En 1696 elle déserta momentanément l'Allemagne. Le duc de Savoie, Amédée II, obtient l'alliance de Louis XIV en donnant sa fille au duc de Bourgogne. Cette princesse savoyarde en France fut un négociateur habile et intime dans la familiarité du roi.
Louis XIV, en retour, donna Pignerol à la maison de Savoie. Quelques années plus tard, le duc vend l'alliance française à l'empereur Léopold Ier, au prix du Montferrat, de la province de Valence, d'Alexandrie, du val de Sésia, et de toute la plaine située entre Tanoro et le Pô. L'empereur lui accorde de plus, sur les dépouilles de l'Espagne, la royauté de la Sicile; on la lui retire en 1720, et on l'indemnise avec la royauté de la Sardaigne, royauté semi-barbare qui lui donne sur le continent le titre de roi.
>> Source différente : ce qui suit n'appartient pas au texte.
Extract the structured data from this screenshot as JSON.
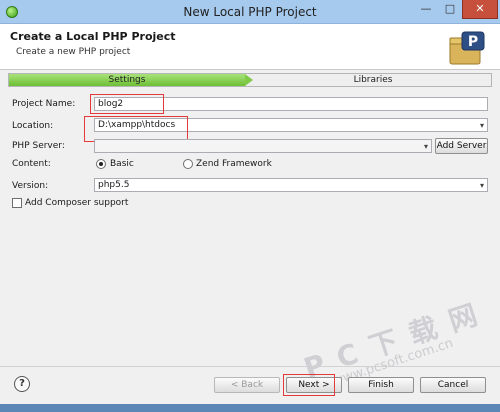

Les intrigues et les versatilités constantes d'alliance de la maison de Savoie lui profitent par une nouvelle défection. Dix-neuf ans après, la France, en retour d'une de ces défections intéressées en sa faveur, lui obtient Tortone, Novare, et un agrandissement de territoire considérable en Lombardie. Trois ans passés, et la reconnaissance passée plus vite que les années, la maison de Savoie fait une nouvelle défection à la France, et combat avec l'Autriche contre nous.
XVIII
L'impératrice paye cette défection des provinces lombardes, du Vigevano, du duché de Pavie et du territoire de Plaisance; chaque annexion à ce royaume rapiécé du Piémont porte la date d'une alliance troquée contre une autre.
La révolution française la compte au premier rang de ses ennemis armés. Vaincue d'un revers de nos armes, la maison de Savoie perd pièce à pièce ses États, comme elle les a reçus. Elle fléchit sous la nécessité, et la république française la laisse végéter humble et soumise à Turin, sous le contrôle d'un proconsul plus que d'un ambassadeur (Ginguené).
Effacée enfin du rang des souverainetés italiennes par Bonaparte, comme éternelle complice de l'Autriche, elle se relègue elle-même sur son rocher royal de Sardaigne, où nos ressentiments ne peuvent la suivre.
La correspondance diplomatique récemment publiée du comte de Maistre nous montre ses efforts obstinés et naturels alors pour ameuter la Russie, l'Angleterre et l'Autriche contre la France.
Comme elle n'a plus de force, elle n'a plus de crédit dans les conseils du monde, elle écoute aux portes des cabinets, elle attend de la destinée l'heure d'une restauration dans ses possessions italiennes par la main de la coalition dont elle est le satellite; son royaume, gouverné par un proconsul français, le prince Borghèse, et par cinq préfets de la France, s'est complétement et facilement incorporé à nous. Ses excellents soldats, indifférents à la cause pourvu que l'honneur, la gloire et la victoire la consacrent, sont les meilleurs auxiliaires de Napoléon. Ses grands seigneurs, distingués mais flexibles, accoutumés à changer de maîtres, décorent les conseils et les palais de Napoléon: les Saint-Marsan, les Alfieri, les Barollo, les Ghilini, les Salmatoris, les Carignan, chambellans, juges, sénateurs, généraux, colonels, préfets du palais, administrateurs, rivalisent de services, de talents et de fidélité à l'empereur ou à ses lieutenants. Nice, la Savoie, le Piémont, adhèrent de tout leur patriotisme civil et militaire à la France; ils sont accoutumés à changer de patrie; ils honorent toutes celles qu'ils adoptent, pourvu que ces patries les grandissent; la maison de Savoie leur a inoculé ces mœurs politiques. Grandir est la loi des petites puissances.